• This is really helpful, and I'd love to see what other people are eating and the calorific content. We started in earnest yesterday and two meals have been:

    • roasted salmon fillet with ginger and sesame oil, served with wholewheat noodles mixed with a shit tonne of veg (carrots, mushrooms, cabbage, courgette) and seasoned with fish sauce, soy, sesame oil and a bit of black rice vinegar. Estimated calorie content 7-800.

    • Baked chicken breast (marinated in soy, fish sauce, sesame oil, garlic, ginger, sriracha and spring onion), served with brown rice, smacked cucumber and roasted brocc - est calories - 900

  • Sounds delicious, but calories sound a bit too high to fit it easily into a diet?
    Also watch out for how many calories you are adding with sesame oil. 40 calories per teaspoon, easy to load it on because it tastes so good.

    As a benchmark, a Big Mac and medium fries (+ diet coke) is 830 calories.
    No doubt the chicken breast on brown rice meal will be better for you, but on a calorie perspective, you'd be better off with a Macdonalds.

    Obviously calorie goals differ for everyone, but I try and make my 'diet' meals no more than 500-600 calories. 3 meals in a day would be between 1500-1800 calories, with some rooms for a small snack or a coffee.

    Also if you can, be really anal with weighing and measuring ingredients for your meals, at least at the start. You'd be surprised at how many calories you might be under-estimating.
    Extra glug of cooking oil might be +100 calories, eyeballing the quantity of noodles, rice, pasta could be vastly different in calories.

    If you're aiming for a 500 calorie deficit, that can be easily wiped out in estimation errors.

  • This is helpful, thank you - re context I'm not trying for dramatic weight-loss and the meals above are in the context of no breakfast (first meal of the day around 1pm just works for me), a lighter lunch (500 cal max) and if anything carrots or apples to snack.
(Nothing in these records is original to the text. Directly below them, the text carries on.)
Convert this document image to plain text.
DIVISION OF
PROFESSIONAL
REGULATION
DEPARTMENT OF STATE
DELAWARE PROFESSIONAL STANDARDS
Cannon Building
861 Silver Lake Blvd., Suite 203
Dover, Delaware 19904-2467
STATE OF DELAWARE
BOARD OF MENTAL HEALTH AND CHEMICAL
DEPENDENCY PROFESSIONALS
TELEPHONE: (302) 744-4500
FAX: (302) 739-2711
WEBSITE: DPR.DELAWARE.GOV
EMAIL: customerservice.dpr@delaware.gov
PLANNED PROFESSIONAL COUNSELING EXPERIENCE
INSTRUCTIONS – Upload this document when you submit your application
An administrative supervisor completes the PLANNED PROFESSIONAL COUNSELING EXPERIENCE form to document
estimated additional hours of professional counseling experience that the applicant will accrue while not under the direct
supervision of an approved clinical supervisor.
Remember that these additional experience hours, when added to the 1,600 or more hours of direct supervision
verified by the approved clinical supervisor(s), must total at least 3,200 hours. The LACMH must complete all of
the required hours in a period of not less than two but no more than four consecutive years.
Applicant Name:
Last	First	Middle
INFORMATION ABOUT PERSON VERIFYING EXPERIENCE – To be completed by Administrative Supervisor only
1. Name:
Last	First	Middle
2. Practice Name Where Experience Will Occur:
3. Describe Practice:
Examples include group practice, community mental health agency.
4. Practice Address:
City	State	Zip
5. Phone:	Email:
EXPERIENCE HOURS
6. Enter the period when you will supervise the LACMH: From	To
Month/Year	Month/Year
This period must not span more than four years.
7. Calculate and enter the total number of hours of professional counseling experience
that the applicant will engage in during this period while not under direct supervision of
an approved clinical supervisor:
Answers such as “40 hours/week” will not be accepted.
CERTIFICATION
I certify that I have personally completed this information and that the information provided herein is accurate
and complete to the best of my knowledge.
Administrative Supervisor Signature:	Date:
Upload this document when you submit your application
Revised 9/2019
I'm not boshing the oil in. My problem will undoubtedly be drinking calories. That said, I know that this approach and an active lifestyle (~60 mins commute a day, lots of walking, minimum 3 intense interval sessions on treadmill) sees me drop weight fairly steadily.

  • Possibly an argument that’s been had in this thread (or last years) but I’ve been listening to an excellent book called the glucose revolution which asserts that calories are pretty irrelevant. The combinations of fibre, fats, proteins and starchy/ sugary carbs and the order in which you eat them has a much greater impact on bloody sugar, insulin and fat use/ storage and therefore weight gain and loss. I’d highly recommend it.